Contractor wasted millions on unnecessary supplies for s.c.’s failed nuclear reactors news gas finder app


EDITOR’S NOTE: This story has been changed to reflect new information that came to light since its publication. The original story incorrectly stated the price of thousands of nuts sold by Dubose National Energy Services to Westinghouse Electric. Documents reviewed by The Post and Courier show that Westinghouse tried on two occasions to purchase nuts priced at $114 each, but Dubose demonstrated to the company that a less expensive alternative would be more effective.

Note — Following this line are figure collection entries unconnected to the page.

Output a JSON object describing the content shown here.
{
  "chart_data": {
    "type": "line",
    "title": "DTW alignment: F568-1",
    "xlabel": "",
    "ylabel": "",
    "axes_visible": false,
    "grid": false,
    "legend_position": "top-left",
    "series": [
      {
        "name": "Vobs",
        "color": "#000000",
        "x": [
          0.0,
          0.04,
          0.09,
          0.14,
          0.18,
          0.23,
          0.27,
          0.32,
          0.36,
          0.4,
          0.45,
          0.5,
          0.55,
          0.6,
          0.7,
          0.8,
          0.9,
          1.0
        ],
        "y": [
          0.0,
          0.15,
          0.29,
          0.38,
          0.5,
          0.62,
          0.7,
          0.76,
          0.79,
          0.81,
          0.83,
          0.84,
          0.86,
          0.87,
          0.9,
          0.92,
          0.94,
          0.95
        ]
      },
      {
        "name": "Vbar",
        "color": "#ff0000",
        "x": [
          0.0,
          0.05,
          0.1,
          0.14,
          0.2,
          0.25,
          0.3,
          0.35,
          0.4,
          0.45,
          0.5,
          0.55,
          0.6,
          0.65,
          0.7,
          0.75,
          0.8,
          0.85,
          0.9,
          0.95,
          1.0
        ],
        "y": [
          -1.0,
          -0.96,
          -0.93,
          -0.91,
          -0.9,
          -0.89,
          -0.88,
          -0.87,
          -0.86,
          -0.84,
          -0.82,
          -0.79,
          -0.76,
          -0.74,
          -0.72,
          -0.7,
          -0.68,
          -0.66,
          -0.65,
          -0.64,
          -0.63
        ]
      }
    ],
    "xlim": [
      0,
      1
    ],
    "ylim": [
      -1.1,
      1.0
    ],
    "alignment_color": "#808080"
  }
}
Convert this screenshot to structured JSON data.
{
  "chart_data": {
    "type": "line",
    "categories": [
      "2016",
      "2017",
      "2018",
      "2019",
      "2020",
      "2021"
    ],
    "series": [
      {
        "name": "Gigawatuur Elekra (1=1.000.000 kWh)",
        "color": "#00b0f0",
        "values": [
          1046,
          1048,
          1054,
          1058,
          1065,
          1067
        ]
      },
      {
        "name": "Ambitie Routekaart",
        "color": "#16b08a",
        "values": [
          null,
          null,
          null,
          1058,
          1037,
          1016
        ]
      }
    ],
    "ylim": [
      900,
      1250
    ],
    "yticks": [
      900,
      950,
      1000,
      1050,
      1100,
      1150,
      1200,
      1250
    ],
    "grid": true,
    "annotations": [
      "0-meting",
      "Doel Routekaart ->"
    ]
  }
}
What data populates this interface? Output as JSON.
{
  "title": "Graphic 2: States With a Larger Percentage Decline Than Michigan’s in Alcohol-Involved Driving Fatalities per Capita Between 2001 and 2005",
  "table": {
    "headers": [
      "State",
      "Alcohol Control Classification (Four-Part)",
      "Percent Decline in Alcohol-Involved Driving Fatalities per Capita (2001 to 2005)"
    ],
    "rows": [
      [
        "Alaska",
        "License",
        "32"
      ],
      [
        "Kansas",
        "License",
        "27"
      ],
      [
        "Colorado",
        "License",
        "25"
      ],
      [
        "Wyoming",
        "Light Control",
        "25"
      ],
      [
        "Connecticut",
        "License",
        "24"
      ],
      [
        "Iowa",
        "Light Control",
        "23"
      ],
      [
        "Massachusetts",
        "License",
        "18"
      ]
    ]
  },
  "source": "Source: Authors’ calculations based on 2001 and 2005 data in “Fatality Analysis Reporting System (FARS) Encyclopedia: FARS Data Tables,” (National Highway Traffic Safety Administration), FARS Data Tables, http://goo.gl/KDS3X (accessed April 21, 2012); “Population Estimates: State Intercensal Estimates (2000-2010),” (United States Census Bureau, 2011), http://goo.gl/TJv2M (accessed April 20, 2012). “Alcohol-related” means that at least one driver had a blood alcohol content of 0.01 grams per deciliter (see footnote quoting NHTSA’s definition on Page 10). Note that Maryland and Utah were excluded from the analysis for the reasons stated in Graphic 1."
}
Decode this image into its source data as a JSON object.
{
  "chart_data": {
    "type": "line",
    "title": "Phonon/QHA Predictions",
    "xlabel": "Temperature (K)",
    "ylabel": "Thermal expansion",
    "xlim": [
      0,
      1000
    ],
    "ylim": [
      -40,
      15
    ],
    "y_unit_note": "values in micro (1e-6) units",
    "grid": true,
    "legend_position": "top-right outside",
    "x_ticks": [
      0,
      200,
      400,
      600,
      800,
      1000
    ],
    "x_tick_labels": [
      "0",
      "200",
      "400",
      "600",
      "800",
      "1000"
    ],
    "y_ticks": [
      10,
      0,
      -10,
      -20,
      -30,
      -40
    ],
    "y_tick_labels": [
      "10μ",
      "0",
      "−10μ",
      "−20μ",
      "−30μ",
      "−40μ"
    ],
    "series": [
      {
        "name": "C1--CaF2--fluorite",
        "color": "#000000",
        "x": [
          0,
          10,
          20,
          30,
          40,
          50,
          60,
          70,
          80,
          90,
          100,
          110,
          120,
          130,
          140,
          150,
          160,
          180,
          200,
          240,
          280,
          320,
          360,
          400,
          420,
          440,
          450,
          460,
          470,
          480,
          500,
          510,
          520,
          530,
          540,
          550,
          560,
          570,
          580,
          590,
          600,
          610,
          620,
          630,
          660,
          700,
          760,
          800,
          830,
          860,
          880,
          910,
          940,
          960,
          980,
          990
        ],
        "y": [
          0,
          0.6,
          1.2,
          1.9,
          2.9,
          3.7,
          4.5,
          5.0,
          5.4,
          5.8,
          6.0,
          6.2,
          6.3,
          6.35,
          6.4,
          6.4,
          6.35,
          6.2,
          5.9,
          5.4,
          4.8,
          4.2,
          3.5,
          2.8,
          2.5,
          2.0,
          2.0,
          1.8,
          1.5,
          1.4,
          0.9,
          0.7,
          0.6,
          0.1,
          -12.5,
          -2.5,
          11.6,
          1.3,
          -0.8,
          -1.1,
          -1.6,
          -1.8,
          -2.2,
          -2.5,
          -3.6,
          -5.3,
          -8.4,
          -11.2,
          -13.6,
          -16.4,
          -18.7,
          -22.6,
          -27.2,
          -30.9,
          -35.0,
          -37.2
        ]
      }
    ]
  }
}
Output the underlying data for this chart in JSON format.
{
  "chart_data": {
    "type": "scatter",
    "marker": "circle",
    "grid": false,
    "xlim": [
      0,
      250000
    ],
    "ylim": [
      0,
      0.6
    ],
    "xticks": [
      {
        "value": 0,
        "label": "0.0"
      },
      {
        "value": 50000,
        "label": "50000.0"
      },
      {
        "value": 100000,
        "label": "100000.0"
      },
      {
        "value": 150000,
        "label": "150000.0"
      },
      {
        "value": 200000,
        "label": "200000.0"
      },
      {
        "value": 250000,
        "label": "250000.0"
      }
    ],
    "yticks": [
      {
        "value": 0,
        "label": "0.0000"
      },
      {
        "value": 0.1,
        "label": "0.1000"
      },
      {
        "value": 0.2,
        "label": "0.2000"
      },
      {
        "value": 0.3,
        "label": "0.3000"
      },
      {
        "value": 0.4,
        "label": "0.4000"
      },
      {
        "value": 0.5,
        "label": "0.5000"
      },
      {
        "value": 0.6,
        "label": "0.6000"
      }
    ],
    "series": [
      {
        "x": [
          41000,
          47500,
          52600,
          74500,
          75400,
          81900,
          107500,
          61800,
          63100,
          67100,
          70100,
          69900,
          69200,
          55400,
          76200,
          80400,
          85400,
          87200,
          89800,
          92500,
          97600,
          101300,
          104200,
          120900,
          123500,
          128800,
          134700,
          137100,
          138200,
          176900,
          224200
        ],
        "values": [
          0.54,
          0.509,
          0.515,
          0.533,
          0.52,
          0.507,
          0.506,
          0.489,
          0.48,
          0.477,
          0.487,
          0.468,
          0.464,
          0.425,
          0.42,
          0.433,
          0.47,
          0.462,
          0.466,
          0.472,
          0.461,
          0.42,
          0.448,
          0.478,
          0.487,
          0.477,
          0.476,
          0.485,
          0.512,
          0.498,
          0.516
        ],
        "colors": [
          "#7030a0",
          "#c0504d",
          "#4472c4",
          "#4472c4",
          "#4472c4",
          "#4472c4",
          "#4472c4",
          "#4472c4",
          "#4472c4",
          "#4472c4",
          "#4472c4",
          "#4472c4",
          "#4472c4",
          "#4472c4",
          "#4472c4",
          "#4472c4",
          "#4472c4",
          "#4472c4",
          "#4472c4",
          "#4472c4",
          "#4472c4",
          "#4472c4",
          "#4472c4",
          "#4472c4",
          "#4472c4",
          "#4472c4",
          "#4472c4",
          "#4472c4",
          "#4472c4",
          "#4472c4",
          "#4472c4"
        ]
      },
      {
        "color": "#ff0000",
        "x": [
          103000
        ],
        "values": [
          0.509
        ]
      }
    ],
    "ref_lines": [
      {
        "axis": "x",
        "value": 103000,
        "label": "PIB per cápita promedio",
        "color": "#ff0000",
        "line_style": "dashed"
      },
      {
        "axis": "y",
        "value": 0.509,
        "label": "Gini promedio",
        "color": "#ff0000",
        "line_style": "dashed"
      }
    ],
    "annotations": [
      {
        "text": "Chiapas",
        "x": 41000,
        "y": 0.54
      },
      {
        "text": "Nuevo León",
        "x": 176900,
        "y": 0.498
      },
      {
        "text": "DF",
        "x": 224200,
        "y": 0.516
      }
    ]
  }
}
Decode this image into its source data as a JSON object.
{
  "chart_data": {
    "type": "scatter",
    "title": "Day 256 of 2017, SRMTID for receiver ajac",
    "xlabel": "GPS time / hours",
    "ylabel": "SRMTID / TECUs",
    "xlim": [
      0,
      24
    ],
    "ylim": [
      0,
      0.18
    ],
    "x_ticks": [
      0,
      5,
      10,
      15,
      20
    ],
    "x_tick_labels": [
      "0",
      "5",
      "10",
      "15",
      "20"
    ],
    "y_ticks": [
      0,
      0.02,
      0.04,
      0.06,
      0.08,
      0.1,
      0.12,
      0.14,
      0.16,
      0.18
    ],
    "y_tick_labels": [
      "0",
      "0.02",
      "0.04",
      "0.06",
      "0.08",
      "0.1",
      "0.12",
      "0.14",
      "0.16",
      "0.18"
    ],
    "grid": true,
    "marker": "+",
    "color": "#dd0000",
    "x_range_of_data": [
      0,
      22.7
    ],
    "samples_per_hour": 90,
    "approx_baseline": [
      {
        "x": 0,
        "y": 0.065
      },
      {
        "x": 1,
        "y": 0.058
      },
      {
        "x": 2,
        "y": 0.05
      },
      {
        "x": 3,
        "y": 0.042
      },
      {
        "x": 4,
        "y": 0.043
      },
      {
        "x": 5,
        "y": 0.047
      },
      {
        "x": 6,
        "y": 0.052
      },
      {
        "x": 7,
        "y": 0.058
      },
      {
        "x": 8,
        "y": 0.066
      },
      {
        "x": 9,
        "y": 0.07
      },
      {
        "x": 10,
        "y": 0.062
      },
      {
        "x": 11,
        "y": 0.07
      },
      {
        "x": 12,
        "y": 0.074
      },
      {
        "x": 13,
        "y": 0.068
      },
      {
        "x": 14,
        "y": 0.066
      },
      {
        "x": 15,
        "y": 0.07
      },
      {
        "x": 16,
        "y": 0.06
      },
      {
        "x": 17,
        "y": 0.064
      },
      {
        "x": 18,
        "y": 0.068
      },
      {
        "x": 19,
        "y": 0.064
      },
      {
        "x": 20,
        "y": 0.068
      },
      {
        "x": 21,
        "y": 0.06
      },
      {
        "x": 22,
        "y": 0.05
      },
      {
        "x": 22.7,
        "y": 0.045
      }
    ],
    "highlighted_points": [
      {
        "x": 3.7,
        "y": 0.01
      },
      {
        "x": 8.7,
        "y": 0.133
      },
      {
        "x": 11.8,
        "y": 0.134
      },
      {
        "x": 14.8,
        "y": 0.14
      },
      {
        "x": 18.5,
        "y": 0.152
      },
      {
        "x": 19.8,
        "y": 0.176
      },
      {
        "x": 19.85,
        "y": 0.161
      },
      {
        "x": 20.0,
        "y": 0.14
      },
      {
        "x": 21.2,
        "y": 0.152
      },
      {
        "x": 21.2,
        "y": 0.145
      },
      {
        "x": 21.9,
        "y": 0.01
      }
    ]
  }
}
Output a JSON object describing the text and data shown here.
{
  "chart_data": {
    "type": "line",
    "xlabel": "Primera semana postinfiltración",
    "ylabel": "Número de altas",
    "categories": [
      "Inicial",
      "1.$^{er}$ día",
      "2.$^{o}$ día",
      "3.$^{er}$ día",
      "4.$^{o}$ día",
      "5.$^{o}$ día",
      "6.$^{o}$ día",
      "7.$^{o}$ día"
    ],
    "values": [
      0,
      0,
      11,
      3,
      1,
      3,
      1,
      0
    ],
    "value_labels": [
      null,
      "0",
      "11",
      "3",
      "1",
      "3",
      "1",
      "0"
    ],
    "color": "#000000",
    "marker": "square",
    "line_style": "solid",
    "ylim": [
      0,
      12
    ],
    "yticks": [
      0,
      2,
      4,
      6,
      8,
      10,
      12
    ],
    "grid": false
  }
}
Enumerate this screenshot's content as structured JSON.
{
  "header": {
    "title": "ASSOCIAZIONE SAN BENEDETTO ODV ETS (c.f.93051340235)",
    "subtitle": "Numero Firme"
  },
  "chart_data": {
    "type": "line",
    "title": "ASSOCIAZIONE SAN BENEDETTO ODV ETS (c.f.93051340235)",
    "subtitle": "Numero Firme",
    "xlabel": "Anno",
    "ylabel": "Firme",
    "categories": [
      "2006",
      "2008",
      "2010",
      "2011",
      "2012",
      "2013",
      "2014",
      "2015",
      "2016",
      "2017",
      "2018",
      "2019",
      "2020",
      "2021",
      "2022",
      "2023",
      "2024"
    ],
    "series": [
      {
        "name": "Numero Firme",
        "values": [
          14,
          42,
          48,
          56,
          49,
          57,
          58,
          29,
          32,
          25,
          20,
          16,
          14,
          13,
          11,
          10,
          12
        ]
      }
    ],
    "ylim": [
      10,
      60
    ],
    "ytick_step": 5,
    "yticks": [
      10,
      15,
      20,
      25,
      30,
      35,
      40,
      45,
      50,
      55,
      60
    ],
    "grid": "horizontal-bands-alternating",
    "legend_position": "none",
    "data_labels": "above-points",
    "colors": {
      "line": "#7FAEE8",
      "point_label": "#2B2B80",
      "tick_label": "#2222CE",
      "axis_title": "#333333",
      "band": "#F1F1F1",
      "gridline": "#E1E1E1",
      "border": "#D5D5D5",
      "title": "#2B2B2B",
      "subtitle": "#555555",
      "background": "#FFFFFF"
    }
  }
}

COLUMBIA — Westinghouse Electric squandered millions of dollars on unnecessary supplies in its failed attempt to build two nuclear reactors in South Carolina, and buyers for the company twice tried to buy tens of thousands of hand-machined nuts that cost $114 apiece when a sturdier alternative was available for pennies, a Post and Courier investigation found.

Internal cost analyses and interviews with four engineers who worked on the project highlight how poorly vetted designs, questionable purchasing decisions and improperly stored materials contributed to millions of dollars in needless spending by Westinghouse, the project’s primary contractor.

The nut purchase was ultimately shut down before millions more went to waste on a pricey part the plant didn’t need. But that’s just one small element of a massive project where vast piles of equipment and parts still lie unused, exposed to the elements and rusting away.

Those costs could be passed on to millions of SCANA and Santee Cooper customers in the coming decades. SCANA’s more than 700,000 electric customers already pay $37 million a month, or 18 percent of their bill, for the $9 billion unfinished reactors.

Westinghouse declined to comment for this story. Santee Cooper said the public utility was unaware of the nuts or other questionable purchases. SCANA said it would address any issues with the failed construction project through pending court cases and hearings in front of South Carolina’s utility regulators.

More than 5,000 workers streamed from V.C. Summer Nuclear Station when the project was canceled in late July. Welders dropped equipment where they stood. Workers discarded their security passes. Abandoned trucks idled at the gate to the sprawling construction site.

A project that promised to ignite a nuclear renaissance in the United States ended with only a third of the reactors built. More than 90 percent of the parts and materials, however, lay in tents, fields and garages on the sprawling Fairfield County property. Other supplies were stored in off-site warehouses.

Half-inch nuts can be found at any local hardware store. They’re roughly the size of a nickel and cost a couple bucks or less. But Westinghouse twice tried to pay $114 apiece for hand-machined nuts to lock various pieces of equipment in place. Few suppliers in the United States produced that type of nut.

A more effective alternative was available for a small fraction of that cost, according to documents reviewed by The Post and Courier. But inexperienced designers in Pittsburgh and Charlotte specified the $114 part in construction plans without recognizing the cost, engineers said.

Workers ordering the materials didn’t question why one part was ordered over another. They just paid the suppliers. Construction workers had little reason to worry about the cost. They simply knew how many parts they needed on a given day, engineers and other former Westinghouse employees said.

Westinghouse would not disclose how many of the costly nuts were purchased for the Summer project and another reactor expansion it was undertaking at Plant Vogtle near Augusta. The manufacturing company, Dubose National Energy Services, declined to comment on its dealings with clients.

But documents reviewed by The Post and Courier show Dubose demonstrated to Westinghouse that a planned 2013 order for about 192,000 of the $114 nuts was overly expensive and unnecessary. Instead, Dubose sold the company nuts that went for 12 cents apiece. A Westinghouse buyer apparently missed that earlier transaction and placed another order for the pricey $114 nuts in 2016, only to have Dubose step in again and convince the company a cheaper alternative was better, documents show.

Westinghouse made 15 cents on every dollar for materials, according to the original 2008 construction contract. The more it spent, the more it made. That didn’t change until the Pennsylvania-based company agreed in 2016 to finish the nuclear reactors for a fixed price.

In the case of the half-inch nuts, for instance, the dramatic price difference expanded Westinghouse’s profit margins exponentially. The company stood to pocket $17,100 by buying a thousand nuts for $114 a piece. It only made $18 for the same number of parts at 12 cents.

Westinghouse’s new reactor design, the AP1000, represented a new generation of safer and cheaper nuclear reactors. But Westinghouse had never built one before. Engineers said the company had little grasp of how many pumps, valves or rolls of electrical wiring were needed to finish the reactors. They had only a rough idea of when supplies would be put to use.